Integrante do Partido Operário Comunista à época, Merlino foi preso em 15 de julho de 1971, em Santos, e levado para a sede do Destacamento de Operações de Informações do Centro de Operações de Defesa Interna (DOI-Codi). Lá, ele foi torturado por cerca de 24 horas e morto quatro dias depois. Para a família de Merlino, o coronel reformado do Exército Carlos Alberto Brilhante Ustra foi quem ordenou as sessões de tortura que o levaram à morte. Ustra foi comandante do DOI-Codi em São Paulo, um dos maiores centros de repressão durante a ditadura militar.
A família de Merlino moveu uma ação por danos morais contra Ustra. Na decisão de primeira instância, o coronel Ustra foi condenado a indenizar a família em R$ 100 mil por ter participado e comandado sessões de tortura que mataram o jornalista. A defesa de Ustra recorreu da ação.
A versão de Ustra sobre o caso, segundo o MPF, é que Merlino teria se atirado sob um carro durante tentativa de fuga. “Para tornar a história verossímil, Ustra mandou que um caminhão a serviço das forças de repressão passasse por cima do corpo de Merlino e deixasse marcas de pneus”, sustenta o MPF.
No Instituto Médico-Legal, o médico legista Orsini endossou a versão de Ustra ao assinar o laudo sobre a morte e omitiu as agressões sofridas pelo jornalista nas sessões de tortura. Na década de 1990, peritos revelaram inconsistência no laudo de Orsini.
Além da condenação dos denunciados, o Ministério Público quer também que eles percam seus cargos públicos ou suas aposentadorias e que suas penas sejam aumentadas por uma série de agravantes: motivo torpe para a morte, emprego de tortura, abuso de poder e prática de crime para ocultação e impunidade de outro.
O advogado Paulo Esteves, que defende Ustra, disse que vai esperar o pronunciamento da Justiça, mas já informou que caso a Justiça aceite a denúncia contra seu cliente fará a defesa com base na Lei da Anistia.
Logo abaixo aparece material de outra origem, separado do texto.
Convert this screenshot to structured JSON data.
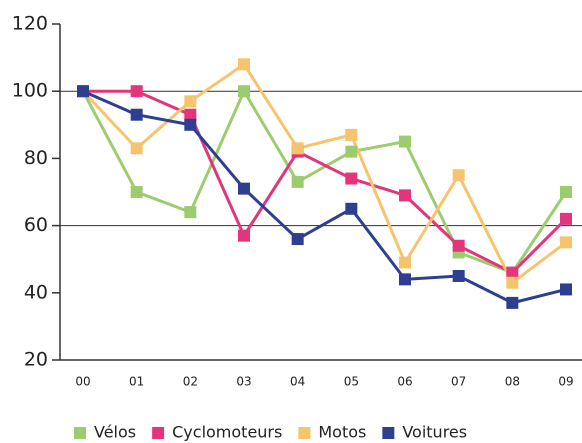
{
  "chart_data": {
    "type": "line",
    "categories": [
      "00",
      "01",
      "02",
      "03",
      "04",
      "05",
      "06",
      "07",
      "08",
      "09"
    ],
    "series": [
      {
        "name": "Vélos",
        "color": "#9dcc6f",
        "values": [
          100,
          70,
          64,
          100,
          73,
          82,
          85,
          52,
          46,
          70
        ]
      },
      {
        "name": "Cyclomoteurs",
        "color": "#e2357b",
        "values": [
          100,
          100,
          93,
          57,
          82,
          74,
          69,
          54,
          46,
          62
        ]
      },
      {
        "name": "Motos",
        "color": "#f6c46c",
        "values": [
          100,
          83,
          97,
          108,
          83,
          87,
          49,
          75,
          43,
          55
        ]
      },
      {
        "name": "Voitures",
        "color": "#2f3f8f",
        "values": [
          100,
          93,
          90,
          71,
          56,
          65,
          44,
          45,
          37,
          41
        ]
      }
    ],
    "ylim": [
      20,
      120
    ],
    "yticks": [
      20,
      40,
      60,
      80,
      100,
      120
    ],
    "gridlines": [
      60,
      100
    ],
    "legend": "bottom"
  }
}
Para os procuradores, no entanto, não se pode falar em prescrição ou anistia neste caso. “Os delitos foram cometidos em contexto de ataque sistemático e generalizado à população, em razão da ditadura militar, com pleno conhecimento do ataque, o que os qualifica como crimes contra a humanidade, portanto, imprescritíveis e impassíveis de anistia”, diz a denúncia.
Para Ângela Mendes de Almeida, que foi companheira de Merlino, a denúncia feita pelo MPF pode desencadear uma série de outras ações, por outras mortes de militantes, ocorridas durante o regime militar. “Acho esta uma ação muito importante, porque esses crimes não podem ficar impunes”, disse ela.